The staff below has been vetted as authentic.
Photographs © Hamill Gallery
OKO PRESTIGE STAFF 7
Forged iron, heavy-gauge flattened iron, wood, iron tacks
53 1/2" high x 2 1/2" wide x 2 1/2" deep
"Oko staffs were historically brought home by pilgrims who had visited the shrine of Oko, a diety in the extended Yoruba pantheon connected with the farm. When not in use, these staffs were protected by a beaded sheath that prevented the staff from touching the ground. The thick iron components were forged out of repurposed hoe blades, another nod to the significance of farming (Westerdijk, African Metal Implements, 1984).

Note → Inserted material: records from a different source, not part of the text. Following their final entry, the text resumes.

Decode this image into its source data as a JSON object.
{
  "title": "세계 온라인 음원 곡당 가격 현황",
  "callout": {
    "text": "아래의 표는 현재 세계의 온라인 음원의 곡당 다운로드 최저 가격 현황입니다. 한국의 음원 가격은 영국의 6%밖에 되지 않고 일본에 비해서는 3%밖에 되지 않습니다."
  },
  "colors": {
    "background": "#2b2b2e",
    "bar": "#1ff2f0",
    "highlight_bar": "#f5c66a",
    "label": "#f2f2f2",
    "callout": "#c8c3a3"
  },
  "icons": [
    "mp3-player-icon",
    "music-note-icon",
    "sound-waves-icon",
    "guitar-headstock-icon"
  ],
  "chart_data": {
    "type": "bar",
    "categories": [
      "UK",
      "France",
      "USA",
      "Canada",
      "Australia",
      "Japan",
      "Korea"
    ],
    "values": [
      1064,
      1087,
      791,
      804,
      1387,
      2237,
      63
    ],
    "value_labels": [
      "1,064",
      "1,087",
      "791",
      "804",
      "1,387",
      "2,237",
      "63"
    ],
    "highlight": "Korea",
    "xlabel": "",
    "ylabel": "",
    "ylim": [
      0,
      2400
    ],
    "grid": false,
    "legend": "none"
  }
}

Fischer and Zirngibl provide a colorful narrative of this sword's meaning: 'In the western and northern sections of the Yoruba country, forged steel swords are used that resemble the massive two-handed swords of the Middle Ages. The tulle-covered hilts clearly show them to be unsuitable as weapons. They cannot be used for slashing or thrusting. Nevertheless, they symbolize the power of the sword and are kept in cloth scabbards embroidered with pearls... The scabbards totally enclose the swords... so that the entire sword remains hidden from the uninitiated (Afrikanische Waffen, 1978).'
Like most Oko staffs, this piece wears a cross in the central rectangle that signifies a crossroads, another meaning-laden symbol for the Yoruba (Ginzberg, African Forms, 2000)."